The launch of the strategy was marked with a tree-planting ceremony by the head of the district in Rumbia Village, 16 March 2016. Rumbia was selected as the most symbolically appropriate place for the ceremony because it is one of the driest parts of the district. The tree planting took place prior to a workshop on the strategy, which was facilitated by the Agroforestry and Forestry in Sulawesi: Linking Knowledge to Action project funded by Global Affairs Canada and the CGIAR Research Program on Forests, Trees and Agroforestry.
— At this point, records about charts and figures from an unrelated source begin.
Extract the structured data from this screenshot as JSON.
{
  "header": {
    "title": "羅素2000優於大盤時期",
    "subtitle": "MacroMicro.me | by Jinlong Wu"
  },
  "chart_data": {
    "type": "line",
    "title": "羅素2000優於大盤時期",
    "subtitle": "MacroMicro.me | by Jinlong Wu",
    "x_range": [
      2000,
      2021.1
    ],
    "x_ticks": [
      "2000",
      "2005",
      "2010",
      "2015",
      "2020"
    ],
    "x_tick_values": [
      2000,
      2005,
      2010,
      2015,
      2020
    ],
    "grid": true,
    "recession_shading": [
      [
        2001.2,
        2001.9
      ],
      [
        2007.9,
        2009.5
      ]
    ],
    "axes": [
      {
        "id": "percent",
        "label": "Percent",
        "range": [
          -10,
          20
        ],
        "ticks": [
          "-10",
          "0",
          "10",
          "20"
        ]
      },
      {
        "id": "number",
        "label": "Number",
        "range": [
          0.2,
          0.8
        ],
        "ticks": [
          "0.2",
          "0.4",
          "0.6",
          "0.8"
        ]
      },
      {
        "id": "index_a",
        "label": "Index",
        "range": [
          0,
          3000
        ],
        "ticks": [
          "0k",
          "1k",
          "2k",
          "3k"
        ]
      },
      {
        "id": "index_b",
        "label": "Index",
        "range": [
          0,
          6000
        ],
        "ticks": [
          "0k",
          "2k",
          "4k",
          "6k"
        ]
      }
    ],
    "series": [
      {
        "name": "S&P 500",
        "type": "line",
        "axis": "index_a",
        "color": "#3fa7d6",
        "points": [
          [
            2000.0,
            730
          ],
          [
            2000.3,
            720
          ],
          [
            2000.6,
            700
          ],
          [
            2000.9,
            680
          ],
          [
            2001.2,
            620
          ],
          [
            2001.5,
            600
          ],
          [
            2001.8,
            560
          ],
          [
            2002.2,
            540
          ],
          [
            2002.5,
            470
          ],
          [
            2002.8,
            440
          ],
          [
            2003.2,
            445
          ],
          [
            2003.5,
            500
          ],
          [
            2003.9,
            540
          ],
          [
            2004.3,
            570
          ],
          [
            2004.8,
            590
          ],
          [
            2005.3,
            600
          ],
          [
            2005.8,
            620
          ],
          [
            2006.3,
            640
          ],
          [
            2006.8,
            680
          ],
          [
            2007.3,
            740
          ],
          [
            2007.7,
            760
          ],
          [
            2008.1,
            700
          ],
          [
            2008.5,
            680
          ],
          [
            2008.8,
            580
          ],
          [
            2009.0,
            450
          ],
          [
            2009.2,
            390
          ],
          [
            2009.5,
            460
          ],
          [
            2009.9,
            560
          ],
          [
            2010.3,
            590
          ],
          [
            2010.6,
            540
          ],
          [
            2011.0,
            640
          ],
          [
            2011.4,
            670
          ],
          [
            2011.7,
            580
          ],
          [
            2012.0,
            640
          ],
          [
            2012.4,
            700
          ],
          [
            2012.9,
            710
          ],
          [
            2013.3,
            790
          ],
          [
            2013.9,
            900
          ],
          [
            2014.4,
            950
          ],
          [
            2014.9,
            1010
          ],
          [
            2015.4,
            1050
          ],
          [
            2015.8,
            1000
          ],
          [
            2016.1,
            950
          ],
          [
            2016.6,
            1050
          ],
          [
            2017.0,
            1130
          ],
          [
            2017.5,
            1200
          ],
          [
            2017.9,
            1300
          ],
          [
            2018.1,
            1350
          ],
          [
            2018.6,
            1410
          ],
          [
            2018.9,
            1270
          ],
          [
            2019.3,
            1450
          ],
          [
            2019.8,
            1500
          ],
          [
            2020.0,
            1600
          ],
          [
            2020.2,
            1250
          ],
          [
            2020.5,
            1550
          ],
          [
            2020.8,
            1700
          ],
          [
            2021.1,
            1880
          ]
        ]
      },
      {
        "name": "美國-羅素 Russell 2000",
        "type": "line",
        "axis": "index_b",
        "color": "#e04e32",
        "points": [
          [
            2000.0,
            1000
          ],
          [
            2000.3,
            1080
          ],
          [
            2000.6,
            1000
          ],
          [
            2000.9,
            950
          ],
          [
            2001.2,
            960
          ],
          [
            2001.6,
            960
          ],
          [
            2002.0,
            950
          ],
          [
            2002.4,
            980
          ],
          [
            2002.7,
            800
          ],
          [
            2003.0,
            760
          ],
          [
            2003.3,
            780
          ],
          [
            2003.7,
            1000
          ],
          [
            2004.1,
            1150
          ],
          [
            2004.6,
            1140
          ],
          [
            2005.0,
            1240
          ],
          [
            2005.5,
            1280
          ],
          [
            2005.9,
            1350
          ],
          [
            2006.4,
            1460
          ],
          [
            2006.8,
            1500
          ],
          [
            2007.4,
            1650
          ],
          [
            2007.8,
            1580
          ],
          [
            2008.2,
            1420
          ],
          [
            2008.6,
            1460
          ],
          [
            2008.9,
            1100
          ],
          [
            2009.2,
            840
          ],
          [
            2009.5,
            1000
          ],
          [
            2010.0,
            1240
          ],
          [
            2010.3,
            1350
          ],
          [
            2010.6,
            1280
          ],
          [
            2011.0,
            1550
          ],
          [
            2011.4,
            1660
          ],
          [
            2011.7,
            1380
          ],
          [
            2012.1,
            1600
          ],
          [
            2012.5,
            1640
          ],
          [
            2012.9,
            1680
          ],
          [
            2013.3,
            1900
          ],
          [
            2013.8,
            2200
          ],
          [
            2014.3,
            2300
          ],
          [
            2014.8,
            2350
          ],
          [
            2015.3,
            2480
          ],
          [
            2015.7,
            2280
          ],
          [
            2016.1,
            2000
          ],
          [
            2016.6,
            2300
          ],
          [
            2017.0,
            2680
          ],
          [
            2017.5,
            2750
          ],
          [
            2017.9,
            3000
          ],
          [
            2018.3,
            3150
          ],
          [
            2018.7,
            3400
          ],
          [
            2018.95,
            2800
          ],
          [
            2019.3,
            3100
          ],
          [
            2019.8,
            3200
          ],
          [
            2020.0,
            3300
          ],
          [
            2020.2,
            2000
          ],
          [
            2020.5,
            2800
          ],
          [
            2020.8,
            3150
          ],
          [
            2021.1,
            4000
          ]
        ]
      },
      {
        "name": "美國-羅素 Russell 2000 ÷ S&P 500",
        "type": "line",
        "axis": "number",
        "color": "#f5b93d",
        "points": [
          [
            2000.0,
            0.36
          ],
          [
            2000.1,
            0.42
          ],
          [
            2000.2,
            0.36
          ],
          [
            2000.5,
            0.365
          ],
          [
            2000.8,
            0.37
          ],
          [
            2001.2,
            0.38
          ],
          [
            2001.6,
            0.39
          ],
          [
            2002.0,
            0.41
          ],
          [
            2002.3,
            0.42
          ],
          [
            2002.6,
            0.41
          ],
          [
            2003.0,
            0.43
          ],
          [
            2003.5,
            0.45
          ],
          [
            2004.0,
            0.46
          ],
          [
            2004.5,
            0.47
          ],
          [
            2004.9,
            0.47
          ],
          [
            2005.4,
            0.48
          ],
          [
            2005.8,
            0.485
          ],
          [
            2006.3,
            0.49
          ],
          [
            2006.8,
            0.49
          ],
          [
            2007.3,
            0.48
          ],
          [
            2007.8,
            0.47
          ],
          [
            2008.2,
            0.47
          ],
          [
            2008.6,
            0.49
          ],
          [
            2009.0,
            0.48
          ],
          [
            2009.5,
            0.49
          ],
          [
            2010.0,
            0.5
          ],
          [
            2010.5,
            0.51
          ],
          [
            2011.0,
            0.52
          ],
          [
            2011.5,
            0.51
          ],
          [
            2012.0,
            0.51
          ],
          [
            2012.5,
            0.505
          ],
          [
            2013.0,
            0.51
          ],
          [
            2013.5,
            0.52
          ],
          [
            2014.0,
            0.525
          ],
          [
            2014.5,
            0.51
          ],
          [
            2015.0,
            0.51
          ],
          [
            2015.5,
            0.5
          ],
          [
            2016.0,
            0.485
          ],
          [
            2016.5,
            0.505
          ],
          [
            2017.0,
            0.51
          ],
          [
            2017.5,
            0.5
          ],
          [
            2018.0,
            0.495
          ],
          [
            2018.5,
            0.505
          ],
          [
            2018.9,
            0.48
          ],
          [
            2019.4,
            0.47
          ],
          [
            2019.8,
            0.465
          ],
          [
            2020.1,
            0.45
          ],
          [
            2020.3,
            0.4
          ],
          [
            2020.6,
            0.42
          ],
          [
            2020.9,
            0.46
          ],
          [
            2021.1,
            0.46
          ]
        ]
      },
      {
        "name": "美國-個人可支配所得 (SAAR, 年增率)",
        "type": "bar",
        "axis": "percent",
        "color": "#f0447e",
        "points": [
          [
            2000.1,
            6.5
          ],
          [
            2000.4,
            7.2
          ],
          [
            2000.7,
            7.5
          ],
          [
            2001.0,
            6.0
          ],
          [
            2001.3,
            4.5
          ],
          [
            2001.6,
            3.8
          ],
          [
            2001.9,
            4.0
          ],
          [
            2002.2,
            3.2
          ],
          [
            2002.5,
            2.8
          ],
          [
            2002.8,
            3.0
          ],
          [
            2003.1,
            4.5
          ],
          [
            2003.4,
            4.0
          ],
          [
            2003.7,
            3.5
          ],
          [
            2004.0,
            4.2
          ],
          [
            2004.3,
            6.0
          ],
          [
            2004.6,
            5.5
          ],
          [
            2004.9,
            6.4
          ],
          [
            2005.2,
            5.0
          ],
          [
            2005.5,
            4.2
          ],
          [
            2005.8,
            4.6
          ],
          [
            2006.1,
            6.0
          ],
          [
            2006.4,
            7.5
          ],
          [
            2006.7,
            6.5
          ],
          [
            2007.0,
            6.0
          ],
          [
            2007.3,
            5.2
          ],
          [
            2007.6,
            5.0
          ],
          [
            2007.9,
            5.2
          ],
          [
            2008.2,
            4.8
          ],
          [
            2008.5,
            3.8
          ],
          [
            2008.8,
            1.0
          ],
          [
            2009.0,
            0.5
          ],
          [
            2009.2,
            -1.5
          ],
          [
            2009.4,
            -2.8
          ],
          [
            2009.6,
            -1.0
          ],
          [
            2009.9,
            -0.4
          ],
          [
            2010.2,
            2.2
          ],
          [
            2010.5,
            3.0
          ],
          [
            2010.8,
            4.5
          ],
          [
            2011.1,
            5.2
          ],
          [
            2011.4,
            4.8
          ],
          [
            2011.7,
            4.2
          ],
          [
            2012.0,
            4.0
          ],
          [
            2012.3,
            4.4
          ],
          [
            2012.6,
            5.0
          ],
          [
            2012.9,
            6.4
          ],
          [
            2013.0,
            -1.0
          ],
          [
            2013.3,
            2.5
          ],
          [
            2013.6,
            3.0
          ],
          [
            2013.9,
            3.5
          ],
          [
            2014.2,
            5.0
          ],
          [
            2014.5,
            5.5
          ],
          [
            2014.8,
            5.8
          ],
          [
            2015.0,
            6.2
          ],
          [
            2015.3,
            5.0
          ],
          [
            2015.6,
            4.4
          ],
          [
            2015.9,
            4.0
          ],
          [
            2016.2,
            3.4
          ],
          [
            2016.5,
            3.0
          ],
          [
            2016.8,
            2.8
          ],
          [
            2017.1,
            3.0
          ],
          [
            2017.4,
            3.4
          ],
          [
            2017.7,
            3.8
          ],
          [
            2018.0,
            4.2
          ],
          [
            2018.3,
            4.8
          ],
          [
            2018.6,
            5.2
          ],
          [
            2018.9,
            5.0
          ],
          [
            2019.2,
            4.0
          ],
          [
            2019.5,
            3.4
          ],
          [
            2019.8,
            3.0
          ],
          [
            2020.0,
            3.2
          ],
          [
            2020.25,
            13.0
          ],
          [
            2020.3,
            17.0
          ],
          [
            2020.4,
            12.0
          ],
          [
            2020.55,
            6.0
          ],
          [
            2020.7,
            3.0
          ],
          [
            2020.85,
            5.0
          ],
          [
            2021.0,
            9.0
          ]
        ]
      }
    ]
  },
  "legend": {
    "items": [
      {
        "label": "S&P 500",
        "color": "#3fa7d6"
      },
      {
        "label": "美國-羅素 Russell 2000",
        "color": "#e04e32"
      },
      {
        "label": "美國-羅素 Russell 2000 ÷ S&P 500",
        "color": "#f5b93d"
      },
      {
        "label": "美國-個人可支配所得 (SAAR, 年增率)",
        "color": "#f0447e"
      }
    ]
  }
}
‘Even though Rumbia is dry and hot, there are many places of interest: waterfalls, mountain peaks, beautiful views and nice people’, said Rahman Mas’ud, head of Rumbia Sub-district. ‘The symbolism of the ceremony with our district head will inspire the community to also plant more trees. One of the reasons we chose Rumbia Village for this activity was to start to market its tourism potential’.
‘Planting trees is one way of increasing land and environmental conservation,’ said the head of Jeneponto District, Iksan Iskandar, during the ceremony, which was also the opening of an environmental services’ workshop conducted as part of the strategy. ‘This is not the first time I’ve planted trees with, and for, communities and it definitely won’t be the last.
‘Transforming the landscape of this district obviously requires a lot of effort’, continued Iskandar as he invited all of the 45 participants in the workshop to be actively involved in implementing the strategy and to even practice elements of it, such as planting trees, at home.
‘We have begun to see a change of mindset in our community towards maintaining natural resources. We now know that Rumbia is a good place for agroforestry. We can see many new seedlings starting to green the way to the waterfalls nearby. This is a manifestation of the hard work already carried out by everyone’.
Pratiknyo Purnomosidhi, AgFor coordinator for South Sulawesi Province, responded on behalf of the project, saying that, ’Rumbia has a lot of hidden potential: natural resources, smart villagers and cooperative government. But the most difficult thing is to change people’s mindset. We started with a small group in Ujung Bulu Village, which has become a good example for others. It obviously takes time and much effort but together we can change our mindsets and our landscapes’.
AgFor had only started its activities in Jeneponto and neighbouring Gowa in 2014 after establishing the program firstly in Bantaeng and Bulukumba districts in 2012. AgFor offers hope to farmers through training in agroforestry and forestry. After establishing itself in South and Southeast Sulawesi provinces, operations in Gorontalo Province began in early 2014.